We could pray for an increase for priestly vocations and then include our personal intentions.

Can you imagine the millions of Masses being offered up daily in the country? We will be of one heart and one mind!

If we do this to protect this country, you will see the results in the national elections in 2004. Copy this letter and send it to your bishop.

John L. Naughton

Brick, New Jersey

Premature Symposium?

While admirable in its intent, I found your symposium (“Did The War In Iraq Secure The Peace?” Jan. 4-10), entirely premature and below the journalistic standards I have come to expect from the Register.

Conferring a symposium of any sort on whether peace has been secured in Iraq in less than one year ignores the abundance of historical evidence that meaningful impact (and equally meaningful assessments) in “similar” global conflicts take years, not months. Thus, devoid of any reasonable quantity of facts, you left your authors in a position to merely speculate and add excessive interpretive reasoning to substantiate their positions.

This less-than-desirable approach was especially evident with the anti-war authors, each of whom left out material facts in an effort to appear more resolute in their conclusions. As we stare at the next decade of battling this new breed of foe, it will be increasingly important to examine just-war theories, international peacekeeping effectiveness and the principles we apply to assure we strike the right balance between prudent precaution and excessive aggression.
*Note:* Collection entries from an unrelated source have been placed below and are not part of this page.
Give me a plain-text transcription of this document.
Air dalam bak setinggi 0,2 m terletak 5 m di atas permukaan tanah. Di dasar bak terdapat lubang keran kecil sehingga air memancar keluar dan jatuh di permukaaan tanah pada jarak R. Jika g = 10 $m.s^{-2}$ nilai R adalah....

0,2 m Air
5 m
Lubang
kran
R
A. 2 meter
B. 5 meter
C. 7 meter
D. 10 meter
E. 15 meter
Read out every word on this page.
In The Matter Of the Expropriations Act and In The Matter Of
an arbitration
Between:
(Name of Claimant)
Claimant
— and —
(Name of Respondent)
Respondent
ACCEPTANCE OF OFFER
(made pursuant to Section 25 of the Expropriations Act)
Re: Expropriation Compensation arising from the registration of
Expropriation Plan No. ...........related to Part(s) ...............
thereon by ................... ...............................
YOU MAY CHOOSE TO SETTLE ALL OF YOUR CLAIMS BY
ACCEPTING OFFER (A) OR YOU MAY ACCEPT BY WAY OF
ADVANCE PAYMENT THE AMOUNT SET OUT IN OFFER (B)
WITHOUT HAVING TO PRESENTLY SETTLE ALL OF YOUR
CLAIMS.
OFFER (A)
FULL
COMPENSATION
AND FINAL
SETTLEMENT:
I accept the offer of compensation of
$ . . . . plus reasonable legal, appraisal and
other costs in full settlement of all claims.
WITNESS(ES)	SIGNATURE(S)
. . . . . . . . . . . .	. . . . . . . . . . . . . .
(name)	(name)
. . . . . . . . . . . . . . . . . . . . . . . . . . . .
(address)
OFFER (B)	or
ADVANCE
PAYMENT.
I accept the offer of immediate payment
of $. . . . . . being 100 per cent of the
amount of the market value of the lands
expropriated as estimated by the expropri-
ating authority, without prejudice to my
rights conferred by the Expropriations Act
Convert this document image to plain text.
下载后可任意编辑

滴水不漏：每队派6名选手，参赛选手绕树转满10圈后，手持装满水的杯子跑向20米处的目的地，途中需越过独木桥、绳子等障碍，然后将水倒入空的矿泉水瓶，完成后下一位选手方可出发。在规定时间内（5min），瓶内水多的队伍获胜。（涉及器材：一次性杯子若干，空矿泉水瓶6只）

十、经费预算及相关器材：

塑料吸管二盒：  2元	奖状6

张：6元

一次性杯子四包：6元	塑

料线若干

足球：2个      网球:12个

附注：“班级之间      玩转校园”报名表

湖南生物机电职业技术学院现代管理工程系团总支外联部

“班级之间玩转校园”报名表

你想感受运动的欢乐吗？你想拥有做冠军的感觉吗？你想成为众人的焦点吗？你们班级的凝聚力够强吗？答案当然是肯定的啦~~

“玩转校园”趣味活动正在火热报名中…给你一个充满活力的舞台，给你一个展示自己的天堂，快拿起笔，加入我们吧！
I can only hope that, in the future, the Register allows sufficient time for the collection of meaningful facts before attempting this type of analysis.

Rich Beckman

Newnan, Georgia

Editor's Note: Certainly, once all the facts are out about Iraq, it will be much easier to assess the war. But we don't think it's a good idea for Catholics to hold off their discussion of important national questions until the discussion has passed into the history books. Yes, waiting would prevent Catholics from saying the wrong thing — but it would also prevent them from saying anything at all until it is too late.